Three stars, and I would definitely see this again. Now, if I only I could write a new ending for William Powell's character.

Sunday, November 1, 2009

Nancy Drew: Detective / Nancy Drew: Reporter (1938)

Gee, Gosh, was Nancy Drew really this ditzy? Not in the books. In fact, my friend Yvonne, who remembers the books quite well, was especially upset while watching Bonita Granville's pouty, ditzy performance.

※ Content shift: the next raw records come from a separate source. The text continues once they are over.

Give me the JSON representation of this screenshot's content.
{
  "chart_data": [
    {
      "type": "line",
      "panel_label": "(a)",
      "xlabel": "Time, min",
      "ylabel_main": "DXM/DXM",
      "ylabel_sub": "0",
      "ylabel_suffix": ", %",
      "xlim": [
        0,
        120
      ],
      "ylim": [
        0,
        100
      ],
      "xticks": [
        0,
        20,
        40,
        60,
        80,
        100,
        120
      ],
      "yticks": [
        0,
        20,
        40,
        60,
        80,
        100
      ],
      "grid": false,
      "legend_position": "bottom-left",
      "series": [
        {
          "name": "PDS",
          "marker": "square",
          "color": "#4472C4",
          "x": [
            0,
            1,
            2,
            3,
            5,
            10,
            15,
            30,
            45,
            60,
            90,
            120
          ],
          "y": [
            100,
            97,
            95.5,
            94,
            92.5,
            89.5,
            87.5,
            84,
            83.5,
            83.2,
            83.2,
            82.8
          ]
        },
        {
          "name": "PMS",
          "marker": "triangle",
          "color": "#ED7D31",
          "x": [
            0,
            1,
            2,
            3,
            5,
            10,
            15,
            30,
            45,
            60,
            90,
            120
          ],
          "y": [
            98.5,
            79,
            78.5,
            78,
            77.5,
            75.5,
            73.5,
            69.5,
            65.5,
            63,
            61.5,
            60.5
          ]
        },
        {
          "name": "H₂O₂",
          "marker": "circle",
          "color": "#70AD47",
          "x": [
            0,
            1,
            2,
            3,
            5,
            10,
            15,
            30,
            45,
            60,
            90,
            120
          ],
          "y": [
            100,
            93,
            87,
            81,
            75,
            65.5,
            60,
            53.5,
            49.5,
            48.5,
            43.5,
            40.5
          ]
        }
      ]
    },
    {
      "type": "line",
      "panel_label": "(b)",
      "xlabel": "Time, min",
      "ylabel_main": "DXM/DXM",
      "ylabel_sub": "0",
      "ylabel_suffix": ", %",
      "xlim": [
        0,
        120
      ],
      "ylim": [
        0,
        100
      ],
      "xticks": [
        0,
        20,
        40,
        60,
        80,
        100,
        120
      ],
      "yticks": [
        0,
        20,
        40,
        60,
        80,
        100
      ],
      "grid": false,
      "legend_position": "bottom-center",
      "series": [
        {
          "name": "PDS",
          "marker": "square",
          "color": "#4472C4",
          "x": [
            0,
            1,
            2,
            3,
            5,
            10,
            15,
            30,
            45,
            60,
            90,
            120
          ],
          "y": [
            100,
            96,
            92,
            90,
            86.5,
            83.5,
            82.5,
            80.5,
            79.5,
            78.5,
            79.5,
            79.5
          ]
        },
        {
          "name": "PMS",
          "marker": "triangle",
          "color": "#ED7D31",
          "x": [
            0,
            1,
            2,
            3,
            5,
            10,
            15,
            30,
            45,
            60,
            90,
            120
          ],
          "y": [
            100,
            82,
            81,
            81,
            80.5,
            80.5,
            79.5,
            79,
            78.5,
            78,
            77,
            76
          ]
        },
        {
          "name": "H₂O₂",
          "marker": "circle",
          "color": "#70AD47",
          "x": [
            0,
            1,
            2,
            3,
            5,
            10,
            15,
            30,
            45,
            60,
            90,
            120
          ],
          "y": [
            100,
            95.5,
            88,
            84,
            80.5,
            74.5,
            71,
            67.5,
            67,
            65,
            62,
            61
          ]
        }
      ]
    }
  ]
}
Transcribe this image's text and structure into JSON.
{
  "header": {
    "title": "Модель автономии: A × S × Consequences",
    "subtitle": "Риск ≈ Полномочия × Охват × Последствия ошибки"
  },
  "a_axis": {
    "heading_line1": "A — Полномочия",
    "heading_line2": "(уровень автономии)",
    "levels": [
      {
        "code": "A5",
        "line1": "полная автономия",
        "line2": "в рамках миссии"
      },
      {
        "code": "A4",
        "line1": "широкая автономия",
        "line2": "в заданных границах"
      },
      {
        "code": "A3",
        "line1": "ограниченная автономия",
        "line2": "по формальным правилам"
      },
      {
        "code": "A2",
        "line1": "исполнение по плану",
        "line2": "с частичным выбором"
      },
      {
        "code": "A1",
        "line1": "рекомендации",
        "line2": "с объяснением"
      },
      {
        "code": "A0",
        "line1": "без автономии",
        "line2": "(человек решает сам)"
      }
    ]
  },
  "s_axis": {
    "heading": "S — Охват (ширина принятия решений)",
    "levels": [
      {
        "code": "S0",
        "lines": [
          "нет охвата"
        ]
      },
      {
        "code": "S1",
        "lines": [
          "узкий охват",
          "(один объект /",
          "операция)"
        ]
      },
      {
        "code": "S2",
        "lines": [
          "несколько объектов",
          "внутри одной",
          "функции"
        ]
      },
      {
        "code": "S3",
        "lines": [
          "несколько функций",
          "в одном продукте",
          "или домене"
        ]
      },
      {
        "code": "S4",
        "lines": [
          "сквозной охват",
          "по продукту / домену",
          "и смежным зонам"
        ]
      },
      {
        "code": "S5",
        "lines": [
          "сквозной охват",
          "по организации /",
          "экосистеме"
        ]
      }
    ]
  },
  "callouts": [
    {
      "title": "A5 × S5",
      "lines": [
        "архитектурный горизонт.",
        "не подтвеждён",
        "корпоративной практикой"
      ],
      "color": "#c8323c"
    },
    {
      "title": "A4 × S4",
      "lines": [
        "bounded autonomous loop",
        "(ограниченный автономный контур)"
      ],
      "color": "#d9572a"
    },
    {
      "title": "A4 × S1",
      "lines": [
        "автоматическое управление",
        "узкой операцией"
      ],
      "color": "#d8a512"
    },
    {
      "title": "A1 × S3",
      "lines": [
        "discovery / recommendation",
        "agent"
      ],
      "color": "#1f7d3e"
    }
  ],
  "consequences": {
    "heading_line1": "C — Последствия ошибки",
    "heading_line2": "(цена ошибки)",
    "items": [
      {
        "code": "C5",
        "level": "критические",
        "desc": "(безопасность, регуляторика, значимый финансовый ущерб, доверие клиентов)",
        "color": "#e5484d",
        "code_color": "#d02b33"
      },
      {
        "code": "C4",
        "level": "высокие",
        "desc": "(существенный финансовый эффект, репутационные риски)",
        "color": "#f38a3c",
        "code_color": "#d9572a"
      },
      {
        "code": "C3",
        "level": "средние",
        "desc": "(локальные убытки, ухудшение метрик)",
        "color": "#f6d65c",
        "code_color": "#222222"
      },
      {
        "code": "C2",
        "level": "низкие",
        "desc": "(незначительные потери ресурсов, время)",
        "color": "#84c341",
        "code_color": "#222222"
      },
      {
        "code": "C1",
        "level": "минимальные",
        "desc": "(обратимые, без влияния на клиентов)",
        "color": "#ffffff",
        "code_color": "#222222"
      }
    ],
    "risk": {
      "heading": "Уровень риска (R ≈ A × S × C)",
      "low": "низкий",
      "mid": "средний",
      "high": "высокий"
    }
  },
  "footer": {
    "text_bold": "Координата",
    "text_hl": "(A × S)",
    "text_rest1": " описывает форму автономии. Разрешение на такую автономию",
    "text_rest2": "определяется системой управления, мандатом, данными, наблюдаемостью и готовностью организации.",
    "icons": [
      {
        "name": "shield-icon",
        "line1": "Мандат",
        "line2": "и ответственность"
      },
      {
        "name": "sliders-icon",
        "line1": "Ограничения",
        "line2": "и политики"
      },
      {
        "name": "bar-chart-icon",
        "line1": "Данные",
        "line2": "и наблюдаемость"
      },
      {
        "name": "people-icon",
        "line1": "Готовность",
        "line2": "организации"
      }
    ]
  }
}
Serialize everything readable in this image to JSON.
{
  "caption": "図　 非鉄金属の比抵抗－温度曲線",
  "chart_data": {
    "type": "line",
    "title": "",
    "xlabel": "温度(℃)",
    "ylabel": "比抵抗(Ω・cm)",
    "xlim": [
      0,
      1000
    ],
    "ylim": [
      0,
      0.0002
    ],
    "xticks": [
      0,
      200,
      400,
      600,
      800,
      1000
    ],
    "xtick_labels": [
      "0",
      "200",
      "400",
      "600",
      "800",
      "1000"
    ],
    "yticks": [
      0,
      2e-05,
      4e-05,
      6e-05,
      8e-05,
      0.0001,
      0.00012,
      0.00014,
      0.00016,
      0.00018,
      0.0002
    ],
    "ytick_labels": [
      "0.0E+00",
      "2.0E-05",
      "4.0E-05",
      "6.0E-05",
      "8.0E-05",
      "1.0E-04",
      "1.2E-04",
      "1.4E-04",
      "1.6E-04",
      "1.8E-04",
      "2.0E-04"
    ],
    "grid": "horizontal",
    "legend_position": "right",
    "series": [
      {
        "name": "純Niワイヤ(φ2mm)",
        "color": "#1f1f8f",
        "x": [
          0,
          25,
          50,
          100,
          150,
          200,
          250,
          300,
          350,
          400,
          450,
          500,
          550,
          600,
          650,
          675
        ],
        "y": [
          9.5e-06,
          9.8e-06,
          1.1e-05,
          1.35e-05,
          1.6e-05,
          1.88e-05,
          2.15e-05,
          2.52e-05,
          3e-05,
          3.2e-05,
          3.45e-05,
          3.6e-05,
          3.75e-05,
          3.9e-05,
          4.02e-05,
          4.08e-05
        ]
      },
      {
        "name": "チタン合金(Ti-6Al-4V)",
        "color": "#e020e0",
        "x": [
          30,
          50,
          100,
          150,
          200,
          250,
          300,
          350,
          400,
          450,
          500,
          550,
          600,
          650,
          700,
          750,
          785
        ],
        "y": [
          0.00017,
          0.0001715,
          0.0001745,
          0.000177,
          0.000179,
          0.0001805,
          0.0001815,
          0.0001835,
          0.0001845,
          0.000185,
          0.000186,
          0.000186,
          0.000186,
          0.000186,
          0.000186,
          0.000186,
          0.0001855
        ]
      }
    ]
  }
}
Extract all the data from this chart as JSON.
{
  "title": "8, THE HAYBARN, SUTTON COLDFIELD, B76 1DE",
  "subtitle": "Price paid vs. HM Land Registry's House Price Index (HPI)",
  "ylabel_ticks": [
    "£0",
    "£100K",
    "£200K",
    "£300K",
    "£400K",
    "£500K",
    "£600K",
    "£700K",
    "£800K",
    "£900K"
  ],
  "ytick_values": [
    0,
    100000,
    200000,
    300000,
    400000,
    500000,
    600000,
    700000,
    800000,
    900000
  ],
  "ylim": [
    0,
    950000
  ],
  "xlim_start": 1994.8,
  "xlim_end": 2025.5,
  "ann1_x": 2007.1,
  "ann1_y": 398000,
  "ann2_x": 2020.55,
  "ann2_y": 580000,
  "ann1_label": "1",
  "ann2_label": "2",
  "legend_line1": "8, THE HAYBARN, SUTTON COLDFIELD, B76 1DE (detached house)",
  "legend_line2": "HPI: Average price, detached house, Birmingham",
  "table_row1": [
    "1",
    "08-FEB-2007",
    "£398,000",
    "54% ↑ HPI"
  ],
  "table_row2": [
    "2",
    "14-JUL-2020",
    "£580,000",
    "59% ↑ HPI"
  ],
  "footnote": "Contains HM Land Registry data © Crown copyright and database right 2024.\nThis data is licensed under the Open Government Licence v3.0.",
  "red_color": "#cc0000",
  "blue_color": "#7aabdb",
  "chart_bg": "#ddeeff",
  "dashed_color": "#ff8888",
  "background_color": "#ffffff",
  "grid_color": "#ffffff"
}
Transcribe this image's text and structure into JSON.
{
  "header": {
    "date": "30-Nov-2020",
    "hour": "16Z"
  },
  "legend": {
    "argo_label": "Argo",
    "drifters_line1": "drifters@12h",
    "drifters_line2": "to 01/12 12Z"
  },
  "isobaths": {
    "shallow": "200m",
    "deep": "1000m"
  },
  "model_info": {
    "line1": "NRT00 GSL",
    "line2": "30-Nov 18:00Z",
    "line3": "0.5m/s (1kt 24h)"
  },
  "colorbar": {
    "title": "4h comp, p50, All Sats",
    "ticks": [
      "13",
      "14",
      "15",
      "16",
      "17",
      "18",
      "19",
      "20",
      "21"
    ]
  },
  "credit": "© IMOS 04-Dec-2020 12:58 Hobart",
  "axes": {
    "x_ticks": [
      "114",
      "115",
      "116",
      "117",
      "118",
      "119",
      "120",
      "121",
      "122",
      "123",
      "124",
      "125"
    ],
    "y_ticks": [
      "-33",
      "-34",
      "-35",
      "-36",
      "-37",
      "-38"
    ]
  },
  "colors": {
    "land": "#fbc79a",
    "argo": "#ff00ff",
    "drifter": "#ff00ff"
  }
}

In Nancy Drew: Detective, Nancy tries to find a missing rich lady who has disappeared right before donating a large sum of money to Nancy's prep school for girls. The search involves following a carrier pigeon by car, taking aerial photographs to find the kidnappers' house, and watching her friend turn an old x-ray machine into a radio transmitter to call for help. In Nancy Drew: Reporter, Nancy is disappointed in her assignment for a contest at the local paper and steals a real reporter's assignment. She finds herself trying to investigate a murder in order to clear the name of a framed woman. Nancy solves all of these crimes with the help of her reluctant "friend" Ted Nickerson (why the movie people changed his name from Ned is beyond me). She bosses him around, gets him in trouble, makes him dress up as a lady... he whines a lot and stumbles clumsily over things.

The world according to Nancy Drew:
"I think every intelligent woman should have a career."
"That conceited tweet-tweet!"
"Quit disturbing the molecules!"
"You hooligans!"
"I guess it's just my woman's intuition. Every woman has one, you know."
"Well statistics prove from ages 15-20 a woman is mentally 5 years older than a man of the same age."
"Guess my woman's intuition didn't function this time."

But, however ditzy she appeared to be in these movies, Nancy did get the job done. Two stars, and I really don't feel like checking out the rest of the series. My curiosity has been satisfied.